The following is an excerpt from Stanford's F@H FAQ on how points are determined.
How do you determine how many points a work unit is worth? Before
putting out any new work unit, we benchmark it on a dedicated 2.8 GHz
Pentium 4 machine with SSE2 disabled (more specifically, as reported by
/proc/cpuinfo on linux: vendor_id : GenuineIntel, cpu family : 15,
model : 2, model name : Intel(R) Pentium(R) 4 CPU 2.80GHz, stepping :
9, cpu MHz : 2806.438, cache size : 512 KB). This machine runs linux,
so all WUs are benchmarked with the linux core.
We plug the results of this into the following formula:
points = 110 * (daysPerWU)
where daysPerWU is the number of days it took to complete the
unit. This equation was chosen to match the points for previous Gromacs
WUs to the previous point system.
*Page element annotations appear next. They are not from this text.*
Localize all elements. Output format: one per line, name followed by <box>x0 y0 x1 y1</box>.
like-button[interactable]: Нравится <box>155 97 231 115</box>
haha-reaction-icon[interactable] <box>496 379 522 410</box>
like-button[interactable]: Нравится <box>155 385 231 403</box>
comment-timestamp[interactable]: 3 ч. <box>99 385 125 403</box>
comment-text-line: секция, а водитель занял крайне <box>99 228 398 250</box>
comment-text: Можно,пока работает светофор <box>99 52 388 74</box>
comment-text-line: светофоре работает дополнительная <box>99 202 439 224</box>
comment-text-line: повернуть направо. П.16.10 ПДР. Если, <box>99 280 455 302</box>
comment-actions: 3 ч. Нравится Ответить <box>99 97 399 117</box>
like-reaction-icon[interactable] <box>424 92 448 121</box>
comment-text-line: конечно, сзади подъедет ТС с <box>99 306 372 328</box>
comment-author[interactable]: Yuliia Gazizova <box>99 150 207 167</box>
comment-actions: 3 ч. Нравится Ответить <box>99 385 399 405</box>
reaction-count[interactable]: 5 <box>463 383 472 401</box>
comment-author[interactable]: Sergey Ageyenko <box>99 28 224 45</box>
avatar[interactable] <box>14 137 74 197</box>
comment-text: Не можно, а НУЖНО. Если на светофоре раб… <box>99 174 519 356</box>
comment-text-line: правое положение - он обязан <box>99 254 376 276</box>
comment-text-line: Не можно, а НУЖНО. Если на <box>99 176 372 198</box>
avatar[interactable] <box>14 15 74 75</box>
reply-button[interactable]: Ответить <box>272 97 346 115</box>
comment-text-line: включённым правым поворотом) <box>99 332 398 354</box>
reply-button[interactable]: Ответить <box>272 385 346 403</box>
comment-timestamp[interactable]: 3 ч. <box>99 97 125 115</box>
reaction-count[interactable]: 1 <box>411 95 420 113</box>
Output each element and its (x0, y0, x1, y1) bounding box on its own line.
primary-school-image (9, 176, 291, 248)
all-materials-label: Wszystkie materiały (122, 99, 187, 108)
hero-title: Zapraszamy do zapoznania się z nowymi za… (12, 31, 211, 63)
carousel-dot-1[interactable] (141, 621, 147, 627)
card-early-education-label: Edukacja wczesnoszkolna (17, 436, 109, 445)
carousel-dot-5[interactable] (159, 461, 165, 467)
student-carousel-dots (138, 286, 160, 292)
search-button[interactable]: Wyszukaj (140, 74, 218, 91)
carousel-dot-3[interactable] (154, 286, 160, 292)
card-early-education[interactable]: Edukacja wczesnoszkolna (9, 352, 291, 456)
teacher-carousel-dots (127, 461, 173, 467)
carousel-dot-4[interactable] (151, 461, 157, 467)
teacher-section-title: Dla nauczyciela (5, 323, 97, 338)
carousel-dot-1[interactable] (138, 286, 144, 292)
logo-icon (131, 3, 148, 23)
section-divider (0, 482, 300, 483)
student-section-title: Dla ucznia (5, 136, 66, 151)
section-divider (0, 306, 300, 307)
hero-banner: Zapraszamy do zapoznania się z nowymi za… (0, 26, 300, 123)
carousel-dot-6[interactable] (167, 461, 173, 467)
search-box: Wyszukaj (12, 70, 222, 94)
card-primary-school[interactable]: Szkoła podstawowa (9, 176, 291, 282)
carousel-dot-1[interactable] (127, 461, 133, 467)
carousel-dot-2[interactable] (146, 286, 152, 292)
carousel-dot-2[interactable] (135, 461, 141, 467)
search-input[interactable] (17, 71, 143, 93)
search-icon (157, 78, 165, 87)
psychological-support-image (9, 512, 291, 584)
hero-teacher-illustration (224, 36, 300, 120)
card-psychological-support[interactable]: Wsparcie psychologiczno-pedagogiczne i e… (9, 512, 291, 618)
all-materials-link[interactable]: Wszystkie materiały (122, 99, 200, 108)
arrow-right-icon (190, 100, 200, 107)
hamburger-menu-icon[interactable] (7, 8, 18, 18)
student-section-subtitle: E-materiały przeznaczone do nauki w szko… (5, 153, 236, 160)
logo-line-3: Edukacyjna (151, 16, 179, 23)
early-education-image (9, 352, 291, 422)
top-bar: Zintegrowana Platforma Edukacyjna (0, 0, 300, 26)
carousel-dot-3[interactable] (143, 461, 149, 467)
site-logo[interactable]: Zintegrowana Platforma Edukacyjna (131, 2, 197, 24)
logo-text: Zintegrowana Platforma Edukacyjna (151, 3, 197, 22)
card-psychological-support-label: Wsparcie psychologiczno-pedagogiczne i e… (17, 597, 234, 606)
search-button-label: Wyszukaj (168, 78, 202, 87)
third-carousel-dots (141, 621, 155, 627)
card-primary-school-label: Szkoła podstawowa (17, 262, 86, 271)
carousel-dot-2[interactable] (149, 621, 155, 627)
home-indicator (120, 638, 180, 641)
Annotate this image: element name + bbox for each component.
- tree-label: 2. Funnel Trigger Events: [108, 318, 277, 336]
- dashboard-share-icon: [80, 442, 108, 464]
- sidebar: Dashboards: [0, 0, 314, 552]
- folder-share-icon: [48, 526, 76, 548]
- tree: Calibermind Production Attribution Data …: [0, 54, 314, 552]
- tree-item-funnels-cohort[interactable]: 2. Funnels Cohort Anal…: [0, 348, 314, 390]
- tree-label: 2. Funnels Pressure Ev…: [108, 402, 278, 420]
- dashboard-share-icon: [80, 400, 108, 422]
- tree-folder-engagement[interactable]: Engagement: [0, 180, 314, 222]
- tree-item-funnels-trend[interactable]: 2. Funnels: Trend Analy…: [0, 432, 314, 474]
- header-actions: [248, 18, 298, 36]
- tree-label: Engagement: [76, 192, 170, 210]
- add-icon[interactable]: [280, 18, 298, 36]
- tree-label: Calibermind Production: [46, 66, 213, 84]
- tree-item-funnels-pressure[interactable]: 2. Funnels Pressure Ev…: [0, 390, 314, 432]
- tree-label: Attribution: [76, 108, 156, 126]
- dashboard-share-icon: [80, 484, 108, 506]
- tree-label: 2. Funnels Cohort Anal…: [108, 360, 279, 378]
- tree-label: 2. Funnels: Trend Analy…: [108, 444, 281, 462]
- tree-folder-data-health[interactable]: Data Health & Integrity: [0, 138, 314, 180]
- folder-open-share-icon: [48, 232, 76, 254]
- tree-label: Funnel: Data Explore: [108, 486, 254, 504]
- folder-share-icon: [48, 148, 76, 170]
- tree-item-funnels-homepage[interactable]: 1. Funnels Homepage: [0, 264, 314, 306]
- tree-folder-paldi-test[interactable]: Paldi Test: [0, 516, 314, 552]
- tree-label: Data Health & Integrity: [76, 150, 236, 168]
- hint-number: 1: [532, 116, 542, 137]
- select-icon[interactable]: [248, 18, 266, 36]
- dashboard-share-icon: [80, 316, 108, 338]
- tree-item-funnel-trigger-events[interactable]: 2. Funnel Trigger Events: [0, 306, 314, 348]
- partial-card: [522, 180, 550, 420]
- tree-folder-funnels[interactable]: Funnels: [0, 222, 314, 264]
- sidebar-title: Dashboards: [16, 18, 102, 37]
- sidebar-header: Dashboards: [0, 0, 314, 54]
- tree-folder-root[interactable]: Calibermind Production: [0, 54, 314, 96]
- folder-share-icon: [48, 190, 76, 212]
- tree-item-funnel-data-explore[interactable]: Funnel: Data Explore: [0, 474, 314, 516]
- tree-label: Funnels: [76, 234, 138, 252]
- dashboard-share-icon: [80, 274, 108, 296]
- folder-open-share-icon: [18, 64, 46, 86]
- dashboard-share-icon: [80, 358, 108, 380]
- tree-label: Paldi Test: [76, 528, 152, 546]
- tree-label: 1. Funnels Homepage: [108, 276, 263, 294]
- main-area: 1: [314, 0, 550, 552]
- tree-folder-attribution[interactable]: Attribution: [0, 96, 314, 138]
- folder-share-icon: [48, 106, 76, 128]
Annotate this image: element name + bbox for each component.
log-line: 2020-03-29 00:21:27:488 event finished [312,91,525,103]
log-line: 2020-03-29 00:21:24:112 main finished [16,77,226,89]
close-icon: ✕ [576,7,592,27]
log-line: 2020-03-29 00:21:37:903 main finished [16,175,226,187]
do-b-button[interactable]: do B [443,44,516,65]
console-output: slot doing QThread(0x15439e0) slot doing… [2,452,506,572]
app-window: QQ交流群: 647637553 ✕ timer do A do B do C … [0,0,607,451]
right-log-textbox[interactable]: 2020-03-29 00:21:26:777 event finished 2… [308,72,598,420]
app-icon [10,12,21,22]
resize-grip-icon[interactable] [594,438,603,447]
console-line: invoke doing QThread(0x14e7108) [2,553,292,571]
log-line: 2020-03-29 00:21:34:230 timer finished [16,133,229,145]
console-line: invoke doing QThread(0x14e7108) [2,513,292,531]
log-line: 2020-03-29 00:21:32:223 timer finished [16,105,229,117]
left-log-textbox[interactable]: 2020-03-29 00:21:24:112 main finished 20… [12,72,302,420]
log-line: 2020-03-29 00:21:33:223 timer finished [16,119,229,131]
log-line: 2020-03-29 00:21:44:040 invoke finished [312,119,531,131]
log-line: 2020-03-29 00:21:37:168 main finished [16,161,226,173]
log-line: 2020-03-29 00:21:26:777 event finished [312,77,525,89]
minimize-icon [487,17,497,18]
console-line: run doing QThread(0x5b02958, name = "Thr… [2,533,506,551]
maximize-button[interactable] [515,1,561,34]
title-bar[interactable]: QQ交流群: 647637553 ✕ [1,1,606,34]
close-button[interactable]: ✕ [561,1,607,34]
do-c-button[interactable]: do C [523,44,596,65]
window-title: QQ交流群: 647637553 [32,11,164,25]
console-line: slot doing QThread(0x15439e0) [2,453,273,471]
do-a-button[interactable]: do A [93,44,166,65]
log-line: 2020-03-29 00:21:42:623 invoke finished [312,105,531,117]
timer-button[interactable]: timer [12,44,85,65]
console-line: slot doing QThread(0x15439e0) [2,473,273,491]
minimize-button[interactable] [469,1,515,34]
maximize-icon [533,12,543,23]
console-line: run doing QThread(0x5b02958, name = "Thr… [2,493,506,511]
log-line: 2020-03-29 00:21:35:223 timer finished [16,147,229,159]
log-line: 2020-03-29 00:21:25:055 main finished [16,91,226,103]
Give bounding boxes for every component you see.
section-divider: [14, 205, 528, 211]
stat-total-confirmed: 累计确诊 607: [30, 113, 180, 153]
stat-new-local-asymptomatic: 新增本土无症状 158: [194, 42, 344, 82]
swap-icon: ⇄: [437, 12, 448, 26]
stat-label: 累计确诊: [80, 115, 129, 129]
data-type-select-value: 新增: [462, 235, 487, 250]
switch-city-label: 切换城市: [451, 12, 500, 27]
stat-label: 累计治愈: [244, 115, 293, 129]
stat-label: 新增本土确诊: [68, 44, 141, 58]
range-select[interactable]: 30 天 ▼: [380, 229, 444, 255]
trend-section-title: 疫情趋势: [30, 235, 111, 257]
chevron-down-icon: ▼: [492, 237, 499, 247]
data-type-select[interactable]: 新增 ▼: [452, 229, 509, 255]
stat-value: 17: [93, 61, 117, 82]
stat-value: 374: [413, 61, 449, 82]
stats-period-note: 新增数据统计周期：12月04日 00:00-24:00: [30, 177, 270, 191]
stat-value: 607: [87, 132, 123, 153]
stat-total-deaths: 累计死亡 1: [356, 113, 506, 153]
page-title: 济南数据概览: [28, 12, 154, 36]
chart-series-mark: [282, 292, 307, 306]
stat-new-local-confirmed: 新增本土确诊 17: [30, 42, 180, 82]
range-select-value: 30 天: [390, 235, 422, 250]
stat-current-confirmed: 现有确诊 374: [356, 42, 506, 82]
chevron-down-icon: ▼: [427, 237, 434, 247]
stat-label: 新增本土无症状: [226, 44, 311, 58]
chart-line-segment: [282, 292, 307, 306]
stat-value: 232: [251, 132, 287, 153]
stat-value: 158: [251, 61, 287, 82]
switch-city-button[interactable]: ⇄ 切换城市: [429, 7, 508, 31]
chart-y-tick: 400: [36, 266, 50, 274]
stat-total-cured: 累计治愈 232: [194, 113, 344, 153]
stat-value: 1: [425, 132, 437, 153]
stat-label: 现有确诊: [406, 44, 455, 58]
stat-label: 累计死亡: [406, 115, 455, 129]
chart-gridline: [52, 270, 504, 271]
The upshot is that Tinker WUs will be
worth more than before we set up the new points (i.e. before April 2004)
Please note that the very concept of a reference machine will
mean that some WU benchmarking will vary from the performance on your
machine. Even between P4s, there are significant differences in
architectures over the years. Moreover, variations between FAH WUs can
also lead to differences in benchmarking points.
Our goal is consistency within a given definition of a reference
machine setup (described above), but beyond that the natural variation
from machine to machine and WU to WU will never allow any point system
to perfectly reflect what you get on your machine.